Invasive pest Emerald Ash Borer found in Union Parish
Posted on 5/19/2016 3:01:00 AM.

The federally regulated insect pest of Ash Trees, the Emerald Ash Borer, has been found in Union Parish. Agriculture and Forestry Commissioner Dr. Mike Strain says the pest originates in Asia and was first found in the U.S. in 2002 and is now in four Louisiana parishes. He says the main way Emerald Ash Borer is transmitted is by the moving of firewood.

“You’re not to move firewood basically more than 10 miles from where you buy it or where you harvest it, it is where you burn it.”

The United States Forestry Service identified the invasive pest and over 470 traps to catch the insect have been installed. Strain says the emerald Ash Borer doesn’t attack hardwoods or pine trees.

“The Emerald Ash Borer affects mainly ash trees which are found in the Atchafalaya Basin, as well as, the Mississippi River Delta, as well, in many urban setting because of their aesthetic appeal.”

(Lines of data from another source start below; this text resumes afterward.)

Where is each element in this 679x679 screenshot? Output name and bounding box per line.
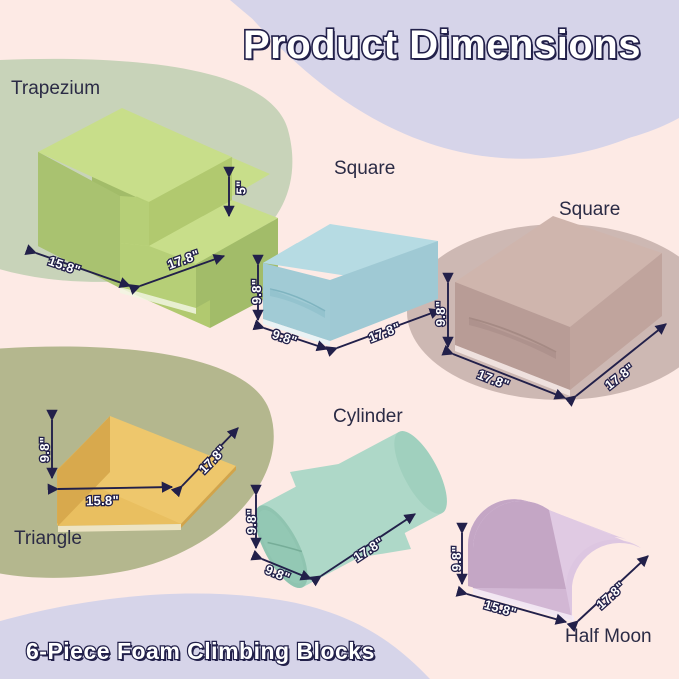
- shape-label-triangle: Triangle: [14, 528, 82, 550]
- dim-square-pink-height: 9.8": [433, 301, 448, 326]
- dim-triangle-width: 15.8": [86, 493, 119, 509]
- dim-cylinder-height: 9.8": [244, 509, 259, 534]
- shape-square-teal: [263, 224, 438, 346]
- dim-square-teal-height: 9.8": [249, 279, 264, 304]
- page-title: Product Dimensions: [243, 22, 641, 68]
- shape-illustrations: [0, 0, 679, 679]
- shape-label-square-pink: Square: [559, 199, 620, 221]
- shape-label-square-teal: Square: [334, 158, 395, 180]
- dim-halfmoon-height: 9.8": [449, 546, 464, 571]
- footer-title: 6-Piece Foam Climbing Blocks: [26, 637, 375, 665]
- shape-triangle: [57, 416, 236, 532]
- shape-label-trapezium: Trapezium: [11, 78, 100, 100]
- product-dimensions-infographic: Product Dimensions 6-Piece Foam Climbing…: [0, 0, 679, 679]
- dim-triangle-height: 9.8": [37, 437, 52, 462]
- dim-trapezium-height: 5": [234, 181, 249, 195]
- shape-trapezium: [38, 108, 278, 328]
- shape-label-cylinder: Cylinder: [333, 406, 403, 428]
- shape-label-half-moon: Half Moon: [565, 626, 652, 648]
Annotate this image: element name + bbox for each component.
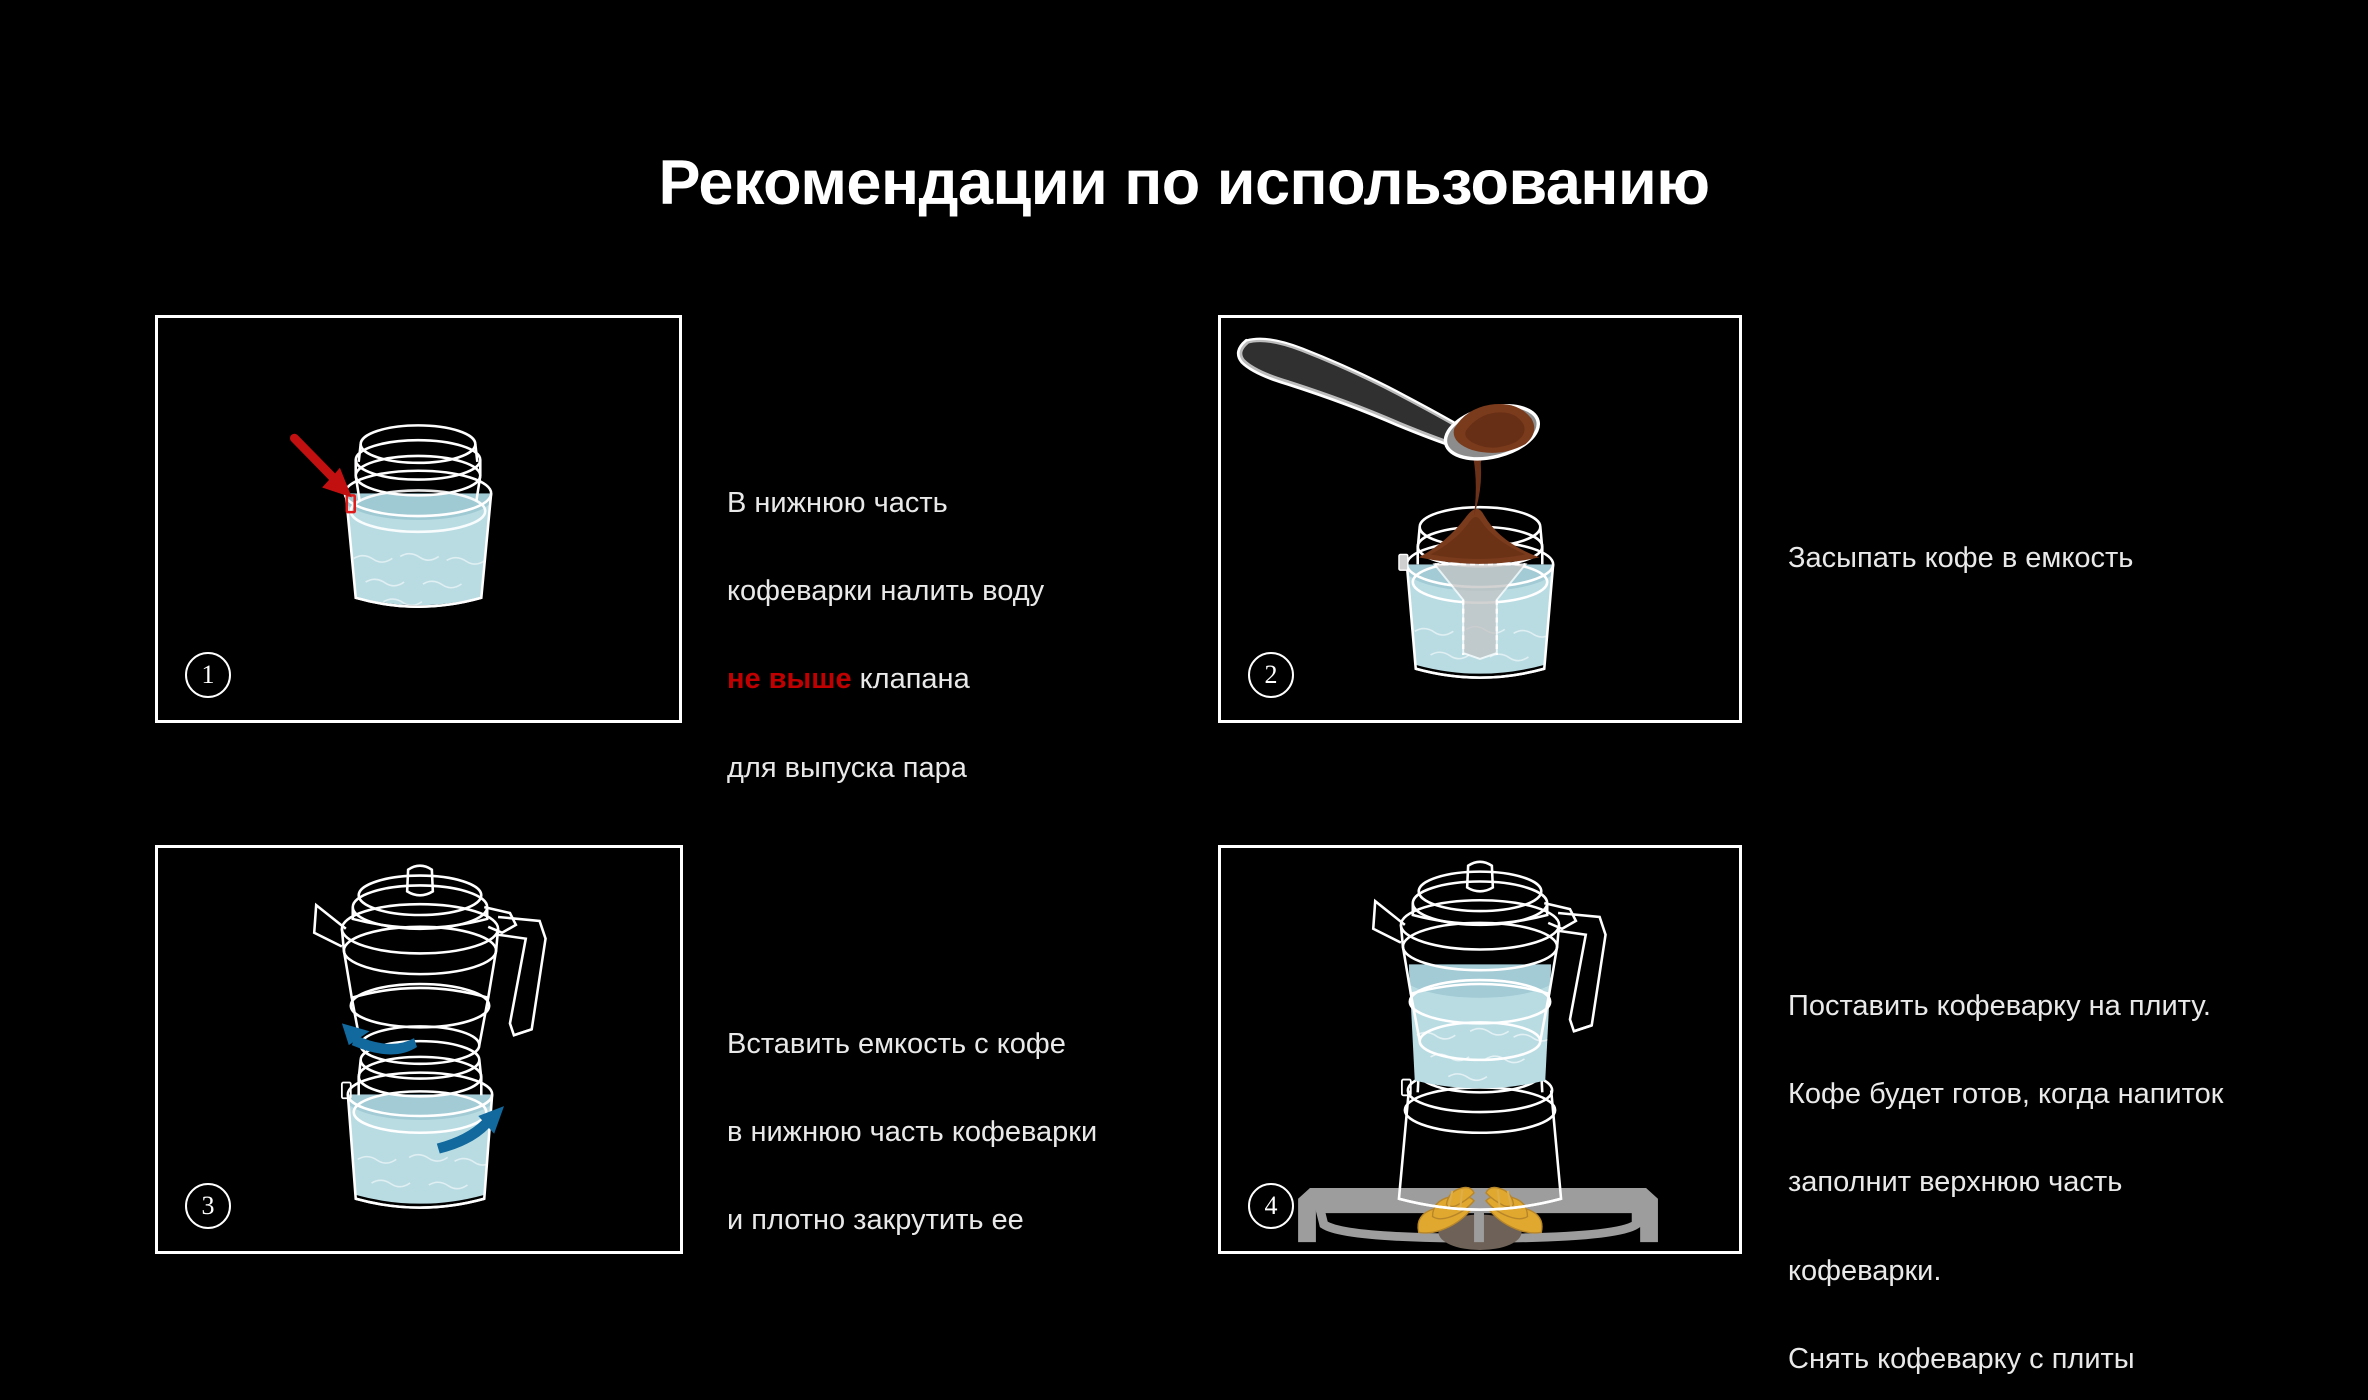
step-number-badge: 4 bbox=[1248, 1183, 1294, 1229]
caption-line: для выпуска пара bbox=[727, 746, 1157, 790]
step-number-badge: 1 bbox=[185, 652, 231, 698]
caption-emphasis: не выше bbox=[727, 663, 852, 695]
water-fill-icon bbox=[338, 475, 499, 624]
spoon-icon bbox=[1240, 340, 1544, 468]
caption-line: Снять кофеварку с плиты bbox=[1788, 1337, 2308, 1381]
step-2-caption: Засыпать кофе в емкость bbox=[1788, 492, 2248, 624]
caption-line: не выше клапана bbox=[727, 657, 1157, 701]
caption-line: и плотно закрутить ее bbox=[727, 1198, 1177, 1242]
caption-line: заполнит верхнюю часть bbox=[1788, 1160, 2308, 1204]
step-4-illustration-panel: 4 bbox=[1218, 845, 1742, 1254]
step-number-badge: 2 bbox=[1248, 652, 1294, 698]
heat-on-stove-illustration bbox=[1221, 848, 1739, 1251]
assemble-pot-illustration bbox=[158, 848, 680, 1251]
step-1-caption: В нижнюю часть кофеварки налить воду не … bbox=[727, 437, 1157, 834]
upper-chamber-icon bbox=[314, 866, 498, 1064]
caption-line-rest: клапана bbox=[852, 663, 970, 695]
add-coffee-illustration bbox=[1221, 318, 1739, 720]
step-1-illustration-panel: 1 bbox=[155, 315, 682, 723]
step-number-badge: 3 bbox=[185, 1183, 231, 1229]
caption-line: Поставить кофеварку на плиту. bbox=[1788, 984, 2308, 1028]
page-title: Рекомендации по использованию bbox=[0, 152, 2368, 215]
caption-line: Кофе будет готов, когда напиток bbox=[1788, 1072, 2308, 1116]
step-3-caption: Вставить емкость с кофе в нижнюю часть к… bbox=[727, 978, 1177, 1287]
pour-water-illustration bbox=[158, 318, 679, 720]
coffee-grounds-icon bbox=[1419, 509, 1540, 564]
caption-line: в нижнюю часть кофеварки bbox=[727, 1110, 1177, 1154]
red-arrow-icon bbox=[294, 438, 351, 497]
caption-line: В нижнюю часть bbox=[727, 481, 1157, 525]
gas-burner-icon bbox=[1298, 1188, 1658, 1250]
steam-valve-icon bbox=[1399, 554, 1408, 570]
caption-line: кофеварки. bbox=[1788, 1249, 2308, 1293]
caption-line: Вставить емкость с кофе bbox=[727, 1022, 1177, 1066]
step-4-caption: Поставить кофеварку на плиту. Кофе будет… bbox=[1788, 940, 2308, 1400]
caption-line: Засыпать кофе в емкость bbox=[1788, 536, 2248, 580]
step-3-illustration-panel: 3 bbox=[155, 845, 683, 1254]
caption-line: кофеварки налить воду bbox=[727, 569, 1157, 613]
step-2-illustration-panel: 2 bbox=[1218, 315, 1742, 723]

The Emerald Ash Borer is now in Union, Bossier, Claiborne, and Webster Parishes and a quarantine is in place. Strain says you can lose an entire forest of ash trees in 10 years, because of the pest. He says they’re working with the LSU Ag Center and USDA to control the bug.

“More than 20,000 wasps have been put out in hopes that they will begin eating the Emerald Ash Borer, so we are using a biological control.”